High-accuracy OCR scan is rather expensive. You can usually tell if you have
a "scanned" PDF by zooming way in - a PDF file generated directly from a
word processor source file will retain smooth curves on characters while a
PDF generated from scanned page images will show heavy pixelation.
-- Jack Krupansky
-----Original Message-----
From: Alexandre Rafalovitch
Sent: Tuesday, May 6, 2014 1:30 AM
To: solr-user@lucene.apache.org
Subject: Re: Indexing scanned PDFs
Nothing I am aware of for Solr directly. You may have better luck
chasing this at TIKA mailing list, as that's what Solr uses under
covers to index PDF otherwise.
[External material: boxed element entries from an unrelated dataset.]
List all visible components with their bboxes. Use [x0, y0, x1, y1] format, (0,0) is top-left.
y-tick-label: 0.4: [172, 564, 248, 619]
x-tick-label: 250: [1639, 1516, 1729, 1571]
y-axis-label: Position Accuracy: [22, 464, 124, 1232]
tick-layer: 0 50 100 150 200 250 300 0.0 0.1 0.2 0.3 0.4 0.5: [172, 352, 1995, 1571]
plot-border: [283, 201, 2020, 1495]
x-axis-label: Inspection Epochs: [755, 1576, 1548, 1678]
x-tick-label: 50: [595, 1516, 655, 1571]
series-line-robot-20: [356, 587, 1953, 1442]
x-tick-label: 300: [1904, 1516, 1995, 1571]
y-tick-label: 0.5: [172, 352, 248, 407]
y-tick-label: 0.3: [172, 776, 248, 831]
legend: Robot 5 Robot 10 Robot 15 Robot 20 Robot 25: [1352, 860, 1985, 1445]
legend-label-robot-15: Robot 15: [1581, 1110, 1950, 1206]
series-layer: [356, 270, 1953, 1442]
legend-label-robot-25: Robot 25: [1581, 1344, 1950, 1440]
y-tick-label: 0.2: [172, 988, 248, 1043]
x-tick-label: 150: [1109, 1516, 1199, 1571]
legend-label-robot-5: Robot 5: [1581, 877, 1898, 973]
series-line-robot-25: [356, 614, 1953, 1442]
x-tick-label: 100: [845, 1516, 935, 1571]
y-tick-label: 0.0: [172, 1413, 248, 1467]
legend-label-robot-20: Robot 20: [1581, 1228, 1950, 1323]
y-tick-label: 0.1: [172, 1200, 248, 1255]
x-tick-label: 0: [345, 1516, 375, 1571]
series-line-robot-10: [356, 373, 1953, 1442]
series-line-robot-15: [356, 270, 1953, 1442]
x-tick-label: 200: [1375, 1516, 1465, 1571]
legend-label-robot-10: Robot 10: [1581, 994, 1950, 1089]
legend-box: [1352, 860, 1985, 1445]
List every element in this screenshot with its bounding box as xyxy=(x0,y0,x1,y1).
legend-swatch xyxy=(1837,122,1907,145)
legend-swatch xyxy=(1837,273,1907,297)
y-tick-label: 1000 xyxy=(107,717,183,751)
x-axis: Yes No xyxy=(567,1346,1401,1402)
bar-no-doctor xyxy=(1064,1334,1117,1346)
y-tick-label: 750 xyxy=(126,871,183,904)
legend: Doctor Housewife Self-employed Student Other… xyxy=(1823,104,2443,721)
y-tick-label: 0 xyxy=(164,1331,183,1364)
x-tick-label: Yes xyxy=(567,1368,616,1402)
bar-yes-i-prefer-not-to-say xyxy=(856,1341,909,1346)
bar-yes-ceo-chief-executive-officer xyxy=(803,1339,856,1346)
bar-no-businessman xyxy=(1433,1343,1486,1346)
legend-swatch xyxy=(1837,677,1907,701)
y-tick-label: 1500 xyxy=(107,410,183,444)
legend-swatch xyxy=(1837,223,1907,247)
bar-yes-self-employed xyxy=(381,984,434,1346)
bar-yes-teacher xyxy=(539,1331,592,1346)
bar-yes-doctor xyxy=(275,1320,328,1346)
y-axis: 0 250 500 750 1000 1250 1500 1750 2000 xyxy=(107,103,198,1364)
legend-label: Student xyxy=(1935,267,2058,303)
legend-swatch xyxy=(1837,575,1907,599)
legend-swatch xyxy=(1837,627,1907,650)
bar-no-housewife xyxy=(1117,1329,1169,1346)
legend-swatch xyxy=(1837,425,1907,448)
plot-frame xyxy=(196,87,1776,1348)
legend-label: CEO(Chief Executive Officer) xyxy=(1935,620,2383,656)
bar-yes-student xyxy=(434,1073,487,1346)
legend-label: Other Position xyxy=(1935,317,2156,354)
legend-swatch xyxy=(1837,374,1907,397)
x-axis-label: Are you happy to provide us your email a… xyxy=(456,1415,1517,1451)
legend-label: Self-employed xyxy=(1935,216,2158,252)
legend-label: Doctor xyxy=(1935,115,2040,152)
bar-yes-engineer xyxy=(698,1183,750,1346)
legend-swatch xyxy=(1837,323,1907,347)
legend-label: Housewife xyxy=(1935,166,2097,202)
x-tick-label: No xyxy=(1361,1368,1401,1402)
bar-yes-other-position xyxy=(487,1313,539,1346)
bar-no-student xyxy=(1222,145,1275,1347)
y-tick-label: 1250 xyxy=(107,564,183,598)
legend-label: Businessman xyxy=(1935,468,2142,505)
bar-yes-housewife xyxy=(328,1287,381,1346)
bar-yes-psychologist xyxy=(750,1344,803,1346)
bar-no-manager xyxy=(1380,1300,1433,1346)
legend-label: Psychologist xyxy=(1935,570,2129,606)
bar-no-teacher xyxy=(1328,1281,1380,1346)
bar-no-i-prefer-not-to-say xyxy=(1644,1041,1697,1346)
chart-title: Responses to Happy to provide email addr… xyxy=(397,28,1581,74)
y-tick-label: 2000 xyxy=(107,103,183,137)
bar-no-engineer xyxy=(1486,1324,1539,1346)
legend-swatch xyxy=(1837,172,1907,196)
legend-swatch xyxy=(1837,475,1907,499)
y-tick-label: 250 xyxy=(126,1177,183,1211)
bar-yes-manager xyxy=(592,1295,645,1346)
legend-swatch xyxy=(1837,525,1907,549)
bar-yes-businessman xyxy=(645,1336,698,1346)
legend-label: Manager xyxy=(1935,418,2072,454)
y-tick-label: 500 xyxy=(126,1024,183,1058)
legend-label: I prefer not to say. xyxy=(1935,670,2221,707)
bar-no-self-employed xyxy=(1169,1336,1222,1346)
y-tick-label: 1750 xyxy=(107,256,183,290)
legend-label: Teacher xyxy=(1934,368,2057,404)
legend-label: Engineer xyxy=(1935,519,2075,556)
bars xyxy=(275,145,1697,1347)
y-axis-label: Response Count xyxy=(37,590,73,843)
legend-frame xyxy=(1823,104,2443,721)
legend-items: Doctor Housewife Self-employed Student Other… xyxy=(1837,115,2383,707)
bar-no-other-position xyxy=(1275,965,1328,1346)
Doing a quick search for Tika and OCR
brings up a number of links.
Regards,
Alex.
Personal website: http://www.outerthoughts.com/
Current project: http://www.solr-start.com/ - Accelerating your Solr
proficiency
On Tue, May 6, 2014 at 12:15 PM, Chandan Tamrakar
<chandan.tamra...@nepasoft.com> wrote:
we are using SOLr to index pdf documents but there are cases where PDFs
are usually a scanned document with no text to extract and index .
Is there a plugin or module in SOLR that we can integrate so that it would
actually extract a text / OCR and then index?